The next seminar in the series is scheduled for 10th September. The speaker, Dr Jennifer Ferreira, will discuss comparative case study research in the European context.
As part of a series of research methods cases produced by SAGE Jennifer’s paper explores issues related to the use of comparative case study research in a European context. It draws on a doctoral research project funded by an ESRC CASE award which sought to explore the different institutional contexts for the temporary staffing industry.
Since the early 1990s the temporary staffing industry experienced rapid growth in many areas of Europe, although the extent and rate of this growth varied across the continent (Coe, Johns and Ward, 2007). The existing literature on labour market intermediaries and the temporary staffing industry failed to adequately address the importance of national institutional arrangements, and so the research sought to addresses this research lacuna by providing a comparative study of temporary staffing industries in three different political-economic contexts: the United Kingdom, Germany and the Czech Republic. Essentially it sought to find out who were the key actors in the TSI in different countries and what affect the wider national setting had on its activities.
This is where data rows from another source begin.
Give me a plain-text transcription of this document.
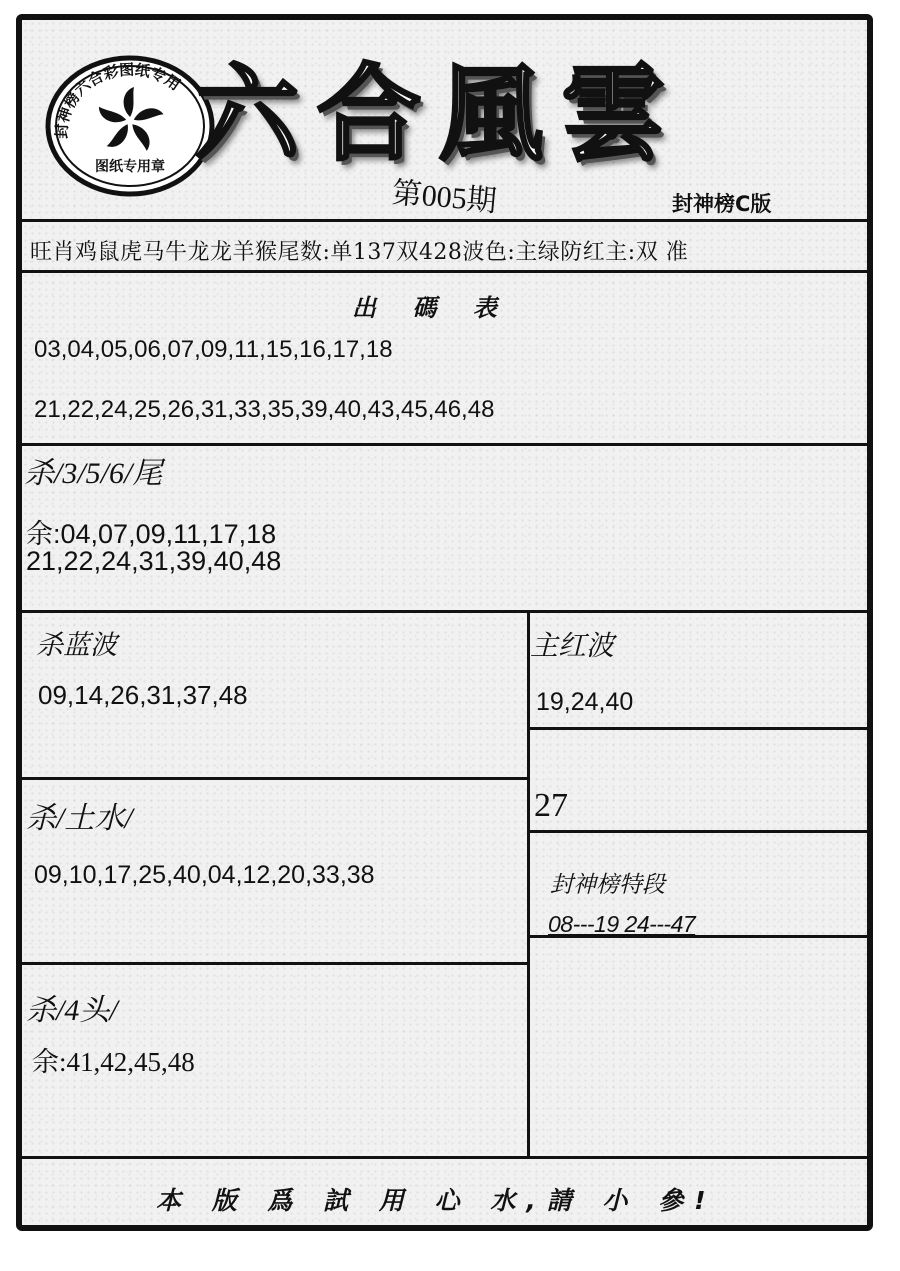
封神榜六合彩图纸专用
图纸专用章 六合風雲
第005期	封神榜C版
旺肖鸡鼠虎马牛龙龙羊猴尾数:单137双428波色:主绿防红主:双 准
出 碼 表
03,04,05,06,07,09,11,15,16,17,18
21,22,24,25,26,31,33,35,39,40,43,45,46,48
杀/3/5/6/尾
余:04,07,09,11,17,18
21,22,24,31,39,40,48
杀蓝波
09,14,26,31,37,48
主红波
19,24,40
27
杀/土水/
09,10,17,25,40,04,12,20,33,38	封神榜特段
08---19 24---47
杀/4头/
余:41,42,45,48
本 版 爲 試 用 心 水,請 小 參!
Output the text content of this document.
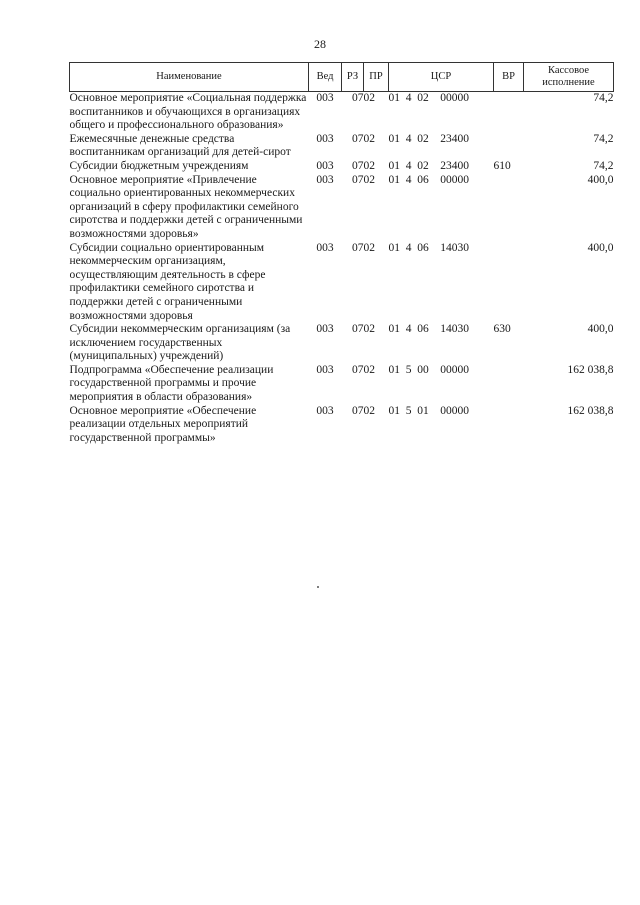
28
Наименование	Вед	РЗ	ПР	ЦСР	ВР	Кассовое исполнение
Основное мероприятие «Социальная поддержка воспитанников и обучающихся в организациях общего и профессионального образования»	003	07	02	01  4  02    00000		74,2
Ежемесячные денежные средства воспитанникам организаций для детей-сирот	003	07	02	01  4  02    23400		74,2
Субсидии бюджетным учреждениям	003	07	02	01  4  02    23400	610	74,2
Основное мероприятие «Привлечение социально ориентированных некоммерческих организаций в сферу профилактики семейного сиротства и поддержки детей с ограниченными возможностями здоровья»	003	07	02	01  4  06    00000		400,0
Субсидии социально ориентированным некоммерческим организациям, осуществляющим деятельность в сфере профилактики семейного сиротства и поддержки детей с ограниченными возможностями здоровья	003	07	02	01  4  06    14030		400,0
Субсидии некоммерческим организациям (за исключением государственных (муниципальных) учреждений)	003	07	02	01  4  06    14030	630	400,0
Подпрограмма «Обеспечение реализации государственной программы и прочие мероприятия в области образования»	003	07	02	01  5  00    00000		162 038,8
Основное мероприятие «Обеспечение реализации отдельных мероприятий государственной программы»	003	07	02	01  5  01    00000		162 038,8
This methods case provides an overview of the practicalities of carrying out comparative case study research within a European context. The business led nature of this research meant that many of the interviewees were what can be classed as 'elites', and so this methods case will also highlight some of the particular methodological issues involving this type of research participant (Rice, 2010). Furthermore this paper discusses the ethical considerations that were necessary regarding the relationship with the CASE partner for this research (a leading transnational temporary staffing agency), and the participation of the researcher in an internship within the Department for Business, Innovation and Skills (BIS).